A spaceship captain is suiting up or whatever when he bumps into this other cat in the locker room: "That you Benson? How ya doin'? So you blew the mental test huh? Potentially unstable? Yuk Yuk". Captain, you are a complete fucking dipshit, but it is pretty cool when "Benson" blows you into space and you get chopped to pieces by these wires or something. Moron.

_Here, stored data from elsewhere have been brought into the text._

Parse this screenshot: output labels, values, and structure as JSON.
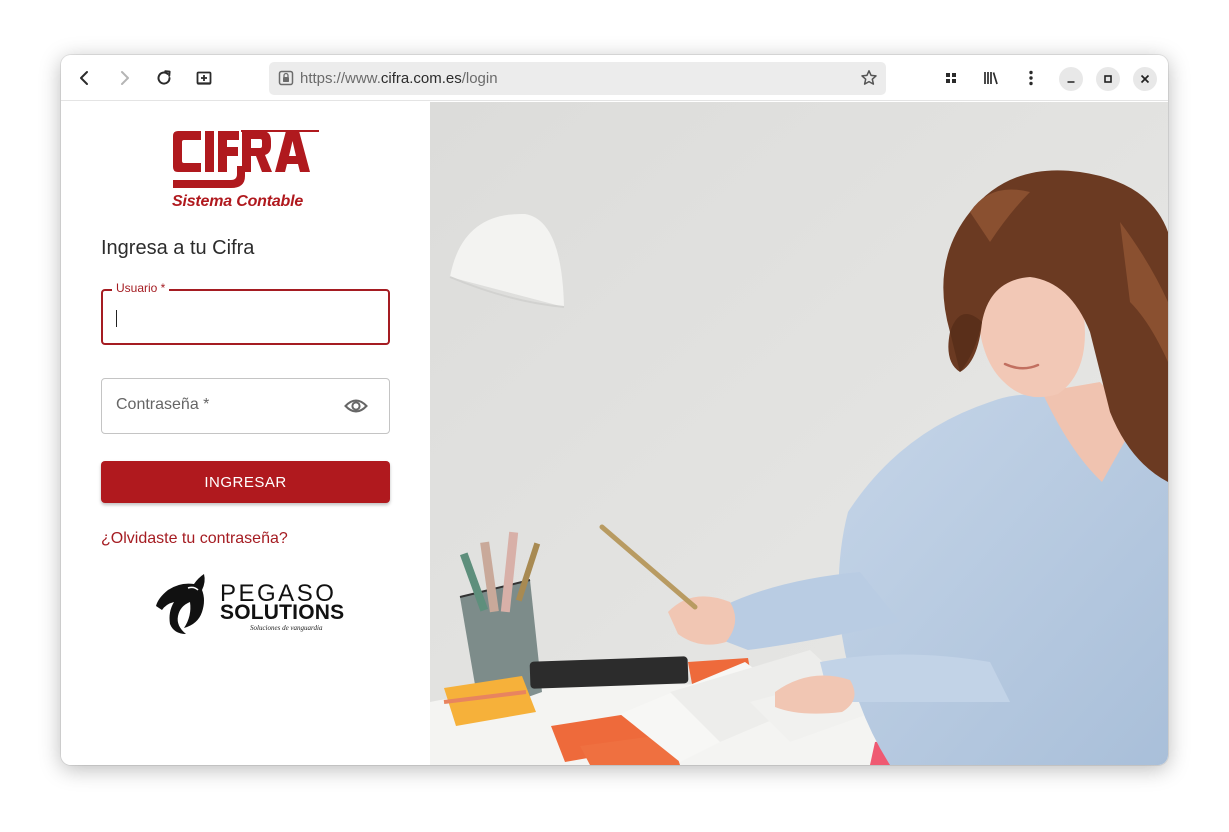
{
  "browser": {
    "url_scheme": "https://www.",
    "url_domain": "cifra.com.es",
    "url_path": "/login"
  },
  "brand": {
    "logo_text": "CIFRA",
    "logo_subtitle": "Sistema Contable",
    "color": "#b0191e"
  },
  "login": {
    "heading": "Ingresa a tu Cifra",
    "user_label": "Usuario *",
    "password_placeholder": "Contraseña *",
    "submit_label": "INGRESAR",
    "forgot_link": "¿Olvidaste tu contraseña?"
  },
  "footer_logo": {
    "name_line1": "PEGASO",
    "name_line2": "SOLUTIONS",
    "tagline": "Soluciones de vanguardia"
  },
  "icons": {
    "back": "back-arrow-icon",
    "forward": "forward-arrow-icon",
    "reload": "reload-icon",
    "new_tab": "new-tab-icon",
    "lock": "lock-icon",
    "bookmark": "star-icon",
    "extensions": "grid-icon",
    "library": "library-icon",
    "menu": "kebab-menu-icon",
    "password_toggle": "eye-icon"
  }
}
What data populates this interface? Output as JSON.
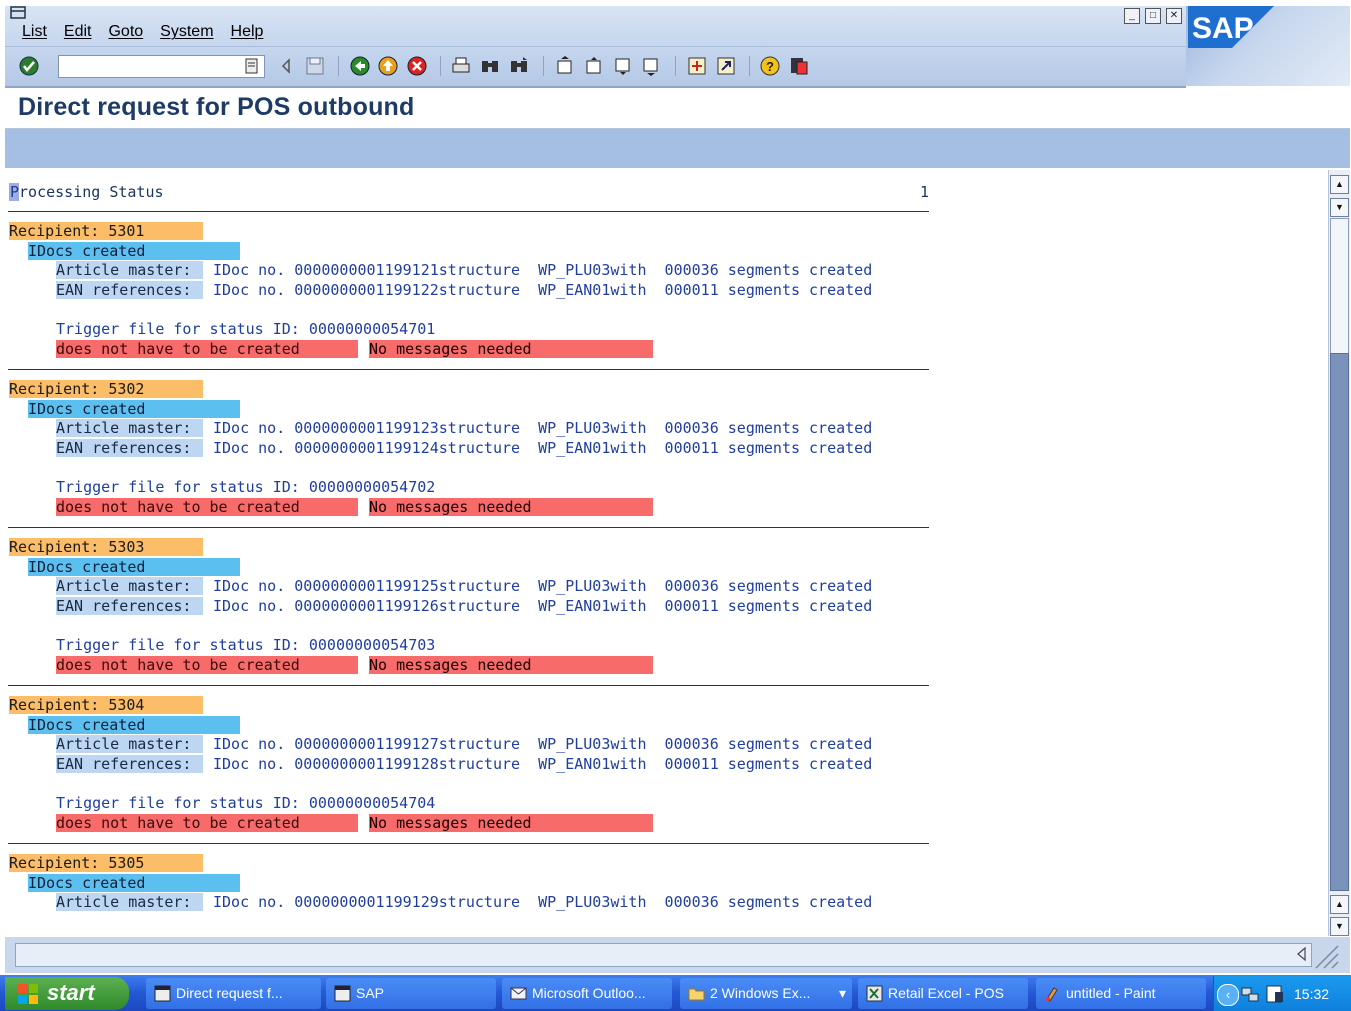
{
  "menu": {
    "items": [
      "List",
      "Edit",
      "Goto",
      "System",
      "Help"
    ]
  },
  "brand": "SAP",
  "command_field": {
    "value": ""
  },
  "title": "Direct request for POS outbound",
  "report": {
    "header": "Processing Status",
    "page": "1",
    "recipients": [
      {
        "label": "Recipient: 5301",
        "idocs": "IDocs created",
        "lines": [
          {
            "label": "Article master:",
            "text": "IDoc no. 0000000001199121structure  WP_PLU03with  000036 segments created"
          },
          {
            "label": "EAN references:",
            "text": "IDoc no. 0000000001199122structure  WP_EAN01with  000011 segments created"
          }
        ],
        "trigger": "Trigger file for status ID: 00000000054701",
        "status1": "does not have to be created",
        "status2": "No messages needed"
      },
      {
        "label": "Recipient: 5302",
        "idocs": "IDocs created",
        "lines": [
          {
            "label": "Article master:",
            "text": "IDoc no. 0000000001199123structure  WP_PLU03with  000036 segments created"
          },
          {
            "label": "EAN references:",
            "text": "IDoc no. 0000000001199124structure  WP_EAN01with  000011 segments created"
          }
        ],
        "trigger": "Trigger file for status ID: 00000000054702",
        "status1": "does not have to be created",
        "status2": "No messages needed"
      },
      {
        "label": "Recipient: 5303",
        "idocs": "IDocs created",
        "lines": [
          {
            "label": "Article master:",
            "text": "IDoc no. 0000000001199125structure  WP_PLU03with  000036 segments created"
          },
          {
            "label": "EAN references:",
            "text": "IDoc no. 0000000001199126structure  WP_EAN01with  000011 segments created"
          }
        ],
        "trigger": "Trigger file for status ID: 00000000054703",
        "status1": "does not have to be created",
        "status2": "No messages needed"
      },
      {
        "label": "Recipient: 5304",
        "idocs": "IDocs created",
        "lines": [
          {
            "label": "Article master:",
            "text": "IDoc no. 0000000001199127structure  WP_PLU03with  000036 segments created"
          },
          {
            "label": "EAN references:",
            "text": "IDoc no. 0000000001199128structure  WP_EAN01with  000011 segments created"
          }
        ],
        "trigger": "Trigger file for status ID: 00000000054704",
        "status1": "does not have to be created",
        "status2": "No messages needed"
      },
      {
        "label": "Recipient: 5305",
        "idocs": "IDocs created",
        "lines": [
          {
            "label": "Article master:",
            "text": "IDoc no. 0000000001199129structure  WP_PLU03with  000036 segments created"
          }
        ]
      }
    ]
  },
  "taskbar": {
    "start": "start",
    "tasks": [
      "Direct request f...",
      "SAP",
      "Microsoft Outloo...",
      "2 Windows Ex...",
      "Retail Excel - POS",
      "untitled - Paint"
    ],
    "clock": "15:32"
  },
  "icons": [
    "menu-icon",
    "enter-icon",
    "save-icon",
    "back-icon",
    "exit-icon",
    "cancel-icon",
    "print-icon",
    "find-icon",
    "find-next-icon",
    "first-page-icon",
    "previous-page-icon",
    "next-page-icon",
    "last-page-icon",
    "create-session-icon",
    "shortcut-icon",
    "help-icon",
    "layout-icon"
  ]
}
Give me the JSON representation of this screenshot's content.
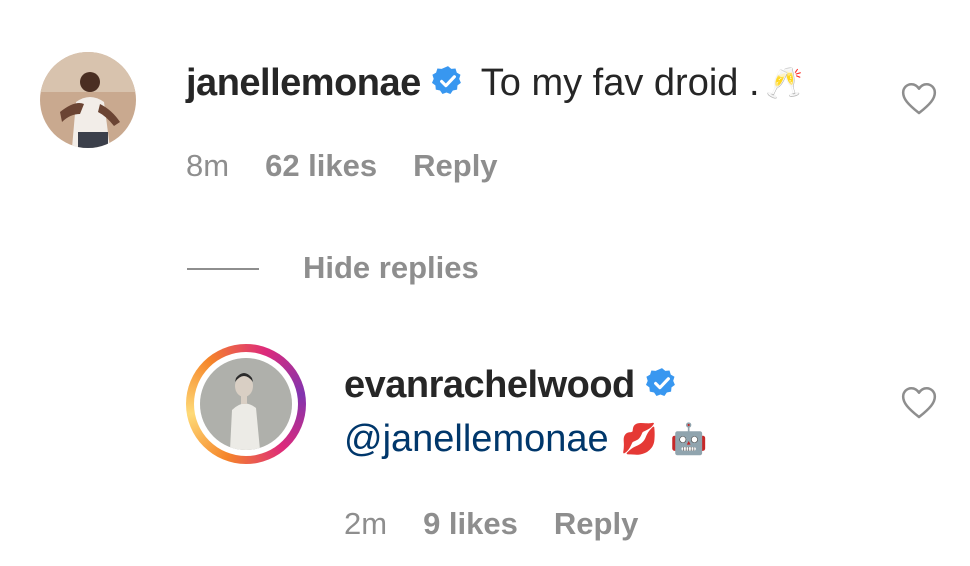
{
  "comment": {
    "username": "janellemonae",
    "text": "To my fav droid . ",
    "emoji": "🥂",
    "time": "8m",
    "likes": "62 likes",
    "reply_label": "Reply"
  },
  "thread": {
    "toggle_label": "Hide replies"
  },
  "reply": {
    "username": "evanrachelwood",
    "mention": "@janellemonae",
    "emoji_kiss": "💋",
    "emoji_robot": "🤖",
    "time": "2m",
    "likes": "9 likes",
    "reply_label": "Reply"
  },
  "colors": {
    "verified": "#3897f0",
    "meta": "#8e8e8e",
    "mention": "#00376b",
    "story_ring_start": "#f58529",
    "story_ring_end": "#dd2a7b"
  },
  "icons": {
    "verified": "verified-badge-icon",
    "like": "heart-outline-icon"
  }
}
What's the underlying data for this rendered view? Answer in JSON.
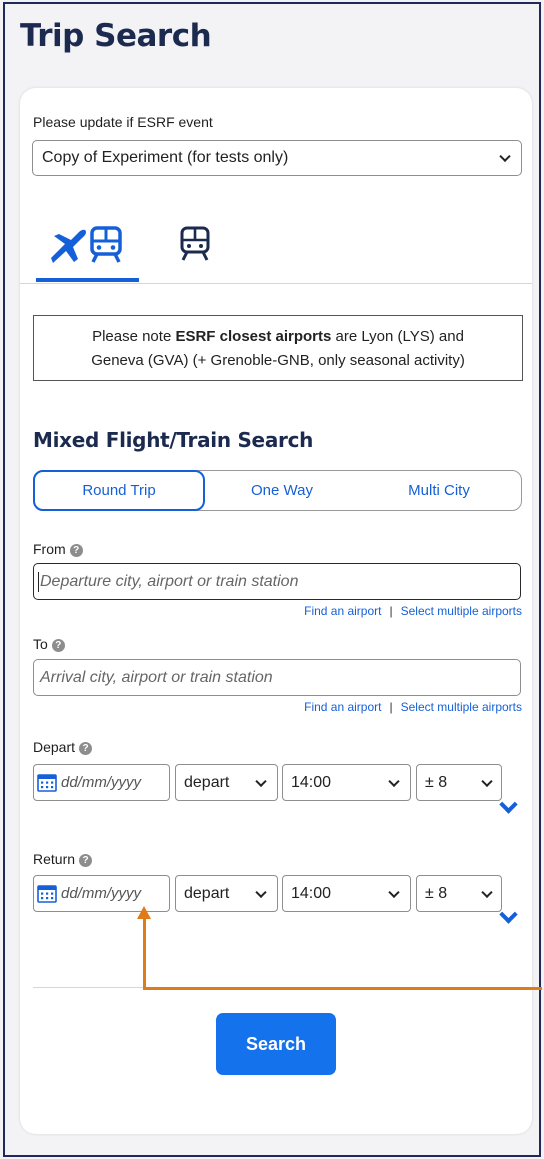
{
  "page": {
    "title": "Trip Search"
  },
  "event": {
    "label": "Please update if ESRF event",
    "selected": "Copy of Experiment (for tests only)"
  },
  "mode_tabs": [
    {
      "name": "flight-train",
      "icon": "plane-train-icon",
      "active": true
    },
    {
      "name": "train",
      "icon": "train-icon",
      "active": false
    }
  ],
  "notice": {
    "prefix": "Please note ",
    "bold": "ESRF closest airports",
    "line1_rest": " are Lyon (LYS) and",
    "line2": "Geneva (GVA) (+ Grenoble-GNB, only seasonal activity)"
  },
  "search": {
    "title": "Mixed Flight/Train Search",
    "trip_types": [
      "Round Trip",
      "One Way",
      "Multi City"
    ],
    "from": {
      "label": "From",
      "placeholder": "Departure city, airport or train station",
      "link1": "Find an airport",
      "separator": "|",
      "link2": "Select multiple airports"
    },
    "to": {
      "label": "To",
      "placeholder": "Arrival city, airport or train station",
      "link1": "Find an airport",
      "separator": "|",
      "link2": "Select multiple airports"
    },
    "depart": {
      "label": "Depart",
      "date_placeholder": "dd/mm/yyyy",
      "mode": "depart",
      "time": "14:00",
      "window": "± 8"
    },
    "return": {
      "label": "Return",
      "date_placeholder": "dd/mm/yyyy",
      "mode": "depart",
      "time": "14:00",
      "window": "± 8"
    },
    "submit_label": "Search"
  },
  "colors": {
    "accent": "#1560d8",
    "button": "#1372ec",
    "title": "#1b2a4e",
    "annotation_arrow": "#e07b1a"
  }
}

You'd think that if someone was going to take off in one of your spaceships you'd maybe check his I.D. or at least ask him his name or something, but that's not the case this time and the crazy guy just climbs into the dead captain's ship and flies away. He ends up landing at this base where there's only two other people: an old dude and a young chick. The chick is fairly cute so the crazy guy decides he wants a couple of helpings, but she's not having it because she's already screwing the old dude. Later the crazy guy builds this big robot that works off his brainwaves or some such stupid crap, so of course it's crazy & wants to get busy with the girl too. The girl doesn't want to fuck a robot though, so it gets all frustrated, tears this little dog's head off (take that Paris Hilton), and then goes completely bananas so they have to shut it down and take it apart. The robot puts itself back together, though,* and then the shit really hits the fan. It ends up taking over the whole ship so finally the old dude has had just about enough and blows it (and himself) to pieces. There were some pretty good gory parts in this (especially when the robot kills the crazy guy and wears his face like a mask Chainsaw Massacre-style), we see the chick's tits, and best of all in the end the moral is: if you're an old guy with some hot young pussy just blow yourself the hell up and stop holding her back. I can't agree more: send that pussy my way.

*For shit's sake, don't build a robot that can put itself back together again. I mean, come on, use some common sense here. Dumbass.